Hey, so what’s the deal with Stable Diffusion samplers? I’ve used Notebook LLM to get a summary of their differences and aims, but does anyone have any practical insight using them?
And a abridged briefing doc in layman’s terms
Euler: "Basic Steps" or "Simple Subtraction" - This sampler works by simply removing noise in each step. It's like taking away a layer of blur to reveal the image. It is also one of the fastest and most straightforward samplers
Euler a: "Creative Variation" or "Adding Noise" – This one is like the "Basic Steps" sampler, but with a bit of random noise added back in at each step. This makes the results more unpredictable, like a creative filter that produces a slightly different image each time [2, 3]. This also means that the image will keep changing as more steps are added [4, 5].
DPM2: "Smart Prediction" - This sampler uses a smarter way to predict how to remove the noise, making it more accurate [6].
DPM2 Karras: "Smart Prediction, Better Colors" – Like the previous one but with improved color quality.
DPM++ 2M: "Advanced Smart Prediction" – An improved version of "Smart Prediction" that uses some extra information from previous steps to make better predictions [6, 7].
DPM++ 2M Karras: "Advanced Smart Prediction, Better Colors" – Like the previous one but with improved color quality [6, 7].
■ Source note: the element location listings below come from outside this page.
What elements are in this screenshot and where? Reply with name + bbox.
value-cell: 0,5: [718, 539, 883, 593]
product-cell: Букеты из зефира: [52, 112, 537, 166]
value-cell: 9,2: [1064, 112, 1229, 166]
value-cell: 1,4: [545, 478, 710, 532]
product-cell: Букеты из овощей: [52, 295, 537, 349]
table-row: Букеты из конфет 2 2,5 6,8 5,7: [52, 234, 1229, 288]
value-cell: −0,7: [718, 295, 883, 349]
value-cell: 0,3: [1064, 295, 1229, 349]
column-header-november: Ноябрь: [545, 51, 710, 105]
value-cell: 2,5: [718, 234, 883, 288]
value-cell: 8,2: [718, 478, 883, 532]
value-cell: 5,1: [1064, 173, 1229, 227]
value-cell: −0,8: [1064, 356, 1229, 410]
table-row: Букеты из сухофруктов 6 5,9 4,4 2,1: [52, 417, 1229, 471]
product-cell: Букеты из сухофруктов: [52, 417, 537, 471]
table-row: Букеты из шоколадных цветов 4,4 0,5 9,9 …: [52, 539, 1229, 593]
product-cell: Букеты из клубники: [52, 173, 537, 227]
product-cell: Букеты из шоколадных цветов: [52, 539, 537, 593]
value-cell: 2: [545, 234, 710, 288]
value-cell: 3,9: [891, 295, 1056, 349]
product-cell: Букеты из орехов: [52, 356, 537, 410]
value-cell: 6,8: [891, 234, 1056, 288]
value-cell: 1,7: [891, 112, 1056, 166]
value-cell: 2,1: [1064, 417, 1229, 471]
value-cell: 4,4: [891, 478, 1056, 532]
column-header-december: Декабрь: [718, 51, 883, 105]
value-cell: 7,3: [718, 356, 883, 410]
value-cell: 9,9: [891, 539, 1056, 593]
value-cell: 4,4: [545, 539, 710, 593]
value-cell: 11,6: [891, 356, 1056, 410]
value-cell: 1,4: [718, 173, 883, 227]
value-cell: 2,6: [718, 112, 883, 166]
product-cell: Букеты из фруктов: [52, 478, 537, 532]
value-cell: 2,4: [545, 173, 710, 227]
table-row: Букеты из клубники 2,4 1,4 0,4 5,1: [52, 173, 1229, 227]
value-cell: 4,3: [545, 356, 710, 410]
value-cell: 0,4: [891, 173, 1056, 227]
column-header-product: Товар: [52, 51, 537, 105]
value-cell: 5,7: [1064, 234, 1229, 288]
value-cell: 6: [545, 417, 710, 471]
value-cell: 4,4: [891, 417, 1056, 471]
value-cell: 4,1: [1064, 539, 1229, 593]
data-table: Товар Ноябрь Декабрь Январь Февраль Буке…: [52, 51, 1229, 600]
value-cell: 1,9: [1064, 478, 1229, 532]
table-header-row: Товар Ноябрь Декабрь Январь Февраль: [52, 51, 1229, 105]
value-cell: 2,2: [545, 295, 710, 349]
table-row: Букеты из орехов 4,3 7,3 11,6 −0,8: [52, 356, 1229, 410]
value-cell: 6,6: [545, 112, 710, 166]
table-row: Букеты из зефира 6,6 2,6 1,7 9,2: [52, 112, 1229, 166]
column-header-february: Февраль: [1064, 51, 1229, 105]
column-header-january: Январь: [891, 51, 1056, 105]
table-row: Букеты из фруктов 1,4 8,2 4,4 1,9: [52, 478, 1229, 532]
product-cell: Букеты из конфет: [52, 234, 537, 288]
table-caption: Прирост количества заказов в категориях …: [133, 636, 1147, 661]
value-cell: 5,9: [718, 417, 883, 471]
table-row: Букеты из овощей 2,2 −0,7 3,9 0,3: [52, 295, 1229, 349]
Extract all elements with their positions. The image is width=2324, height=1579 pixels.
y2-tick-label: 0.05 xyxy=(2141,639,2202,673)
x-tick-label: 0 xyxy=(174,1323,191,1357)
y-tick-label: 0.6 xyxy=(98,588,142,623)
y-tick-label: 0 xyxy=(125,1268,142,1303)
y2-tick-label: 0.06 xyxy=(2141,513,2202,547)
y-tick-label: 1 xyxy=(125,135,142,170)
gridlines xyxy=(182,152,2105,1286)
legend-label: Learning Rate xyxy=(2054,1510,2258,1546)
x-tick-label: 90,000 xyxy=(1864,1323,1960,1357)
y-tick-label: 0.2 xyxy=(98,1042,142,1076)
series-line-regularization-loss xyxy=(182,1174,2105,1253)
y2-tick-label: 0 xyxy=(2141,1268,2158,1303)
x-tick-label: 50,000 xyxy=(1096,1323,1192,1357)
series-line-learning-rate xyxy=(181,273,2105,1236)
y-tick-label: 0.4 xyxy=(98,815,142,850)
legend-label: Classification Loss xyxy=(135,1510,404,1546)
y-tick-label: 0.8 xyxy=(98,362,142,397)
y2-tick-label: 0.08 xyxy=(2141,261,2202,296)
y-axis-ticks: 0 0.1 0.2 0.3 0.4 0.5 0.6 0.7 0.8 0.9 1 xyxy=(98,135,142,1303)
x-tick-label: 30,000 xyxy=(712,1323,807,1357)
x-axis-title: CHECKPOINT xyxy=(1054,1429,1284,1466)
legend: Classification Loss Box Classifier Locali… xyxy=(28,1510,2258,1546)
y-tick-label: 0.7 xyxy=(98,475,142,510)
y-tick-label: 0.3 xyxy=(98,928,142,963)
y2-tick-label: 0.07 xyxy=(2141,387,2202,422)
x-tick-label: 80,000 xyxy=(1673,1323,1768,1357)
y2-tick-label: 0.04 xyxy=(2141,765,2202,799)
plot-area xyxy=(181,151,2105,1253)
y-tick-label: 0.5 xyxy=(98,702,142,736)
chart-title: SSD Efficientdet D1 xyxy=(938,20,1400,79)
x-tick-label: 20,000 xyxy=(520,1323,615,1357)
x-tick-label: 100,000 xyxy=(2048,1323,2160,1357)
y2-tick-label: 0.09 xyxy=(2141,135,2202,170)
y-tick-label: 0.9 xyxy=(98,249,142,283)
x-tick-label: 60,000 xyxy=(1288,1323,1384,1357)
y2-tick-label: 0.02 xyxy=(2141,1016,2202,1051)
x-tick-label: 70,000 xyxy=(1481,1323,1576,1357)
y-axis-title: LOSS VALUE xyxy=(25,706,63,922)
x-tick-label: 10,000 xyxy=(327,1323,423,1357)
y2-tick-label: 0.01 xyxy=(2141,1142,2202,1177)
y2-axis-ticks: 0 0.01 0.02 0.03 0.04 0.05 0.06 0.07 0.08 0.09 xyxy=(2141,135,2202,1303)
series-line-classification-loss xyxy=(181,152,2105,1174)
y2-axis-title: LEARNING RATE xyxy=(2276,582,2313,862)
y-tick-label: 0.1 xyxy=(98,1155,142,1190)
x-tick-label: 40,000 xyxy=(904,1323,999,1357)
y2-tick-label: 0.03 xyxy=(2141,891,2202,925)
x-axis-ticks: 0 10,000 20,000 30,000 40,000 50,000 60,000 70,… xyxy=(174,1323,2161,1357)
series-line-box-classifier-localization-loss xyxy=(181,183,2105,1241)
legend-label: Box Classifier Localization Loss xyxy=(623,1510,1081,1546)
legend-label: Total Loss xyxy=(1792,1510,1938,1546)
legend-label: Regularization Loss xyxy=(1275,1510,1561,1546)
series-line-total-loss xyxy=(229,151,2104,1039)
DPM++ SDE: "Detailed Stochastic Prediction" – This sampler uses a more complex math model to understand noise, resulting in detailed images [7]. It is stochastic, meaning that it introduces a degree of randomness, which can lead to varied results [8].
DPM++ SDE Karras: "Optimized Detailed Stochastic Prediction" - This is a version of the previous sampler that is optimized for better performance and image quality [7].
DPM fast: "Fast DPM" - This sampler is designed to be fast, but may require more steps and is not generally recommended [9-11].
DPM adaptive: "Self-Adjusting Detail" - Instead of using steps, this sampler adjusts itself based on a setting that changes the image's contrast and saturation [4, 12].
Heun: "Two-Step Correction" - This sampler works by predicting the image, checking the prediction, and then combining both for a better result [13]. It uses a weighted average of two noise estimates [14].
LMS: "Artistic Style" or "Painterly" – This sampler uses information from previous steps to create an image with a more artistic or painterly style [15]. It can struggle with generating detailed characters or animals [16].
LMS Karras: "Artistic Style, Better Colors" – Like the previous one but with improved color quality [16].
DDIM: "Photorealistic Detail" or "Smooth Solver" – This sampler uses a special method to generate images which are often photorealistic and highly detailed. It was widely used, but is now considered outdated by some [17, 18].
PLMS: "Quick Estimator" – This sampler quickly estimates the noise and removes it, but it is not generally recommended because it is slower and produces worse results [9, 19].
LCM: "Fast Refiner" or "Single Step Image" – This sampler can produce good images very quickly, in as little as one step. It uses a special technique to refine the image in its latent space [20].
Restart: "Noise Reset" or "Iterative Correction" - This sampler is like restarting the image generation by adding a lot of noise, and then starting again with the denoising process. It does this several times [21, 22].
UniPC: "Smart Combination" or "Flexible Solver" – This sampler is designed to combine information in a way that it can be used with many different models. It can also change its level of accuracy to work faster [23].
These names aim to be more intuitive, focusing on the core action or result of each sampler. For example, instead of “DPM++ 2M,” you get “Advanced Smart Prediction,” which better describes what the sampler does, without needing to know the underlying math. The “Karras” variants are noted for their improved color quality. The ancestral samplers have “variation” or “adding noise” in their names. The goal is to provide a better, more intuitive understanding of how each sampler functions.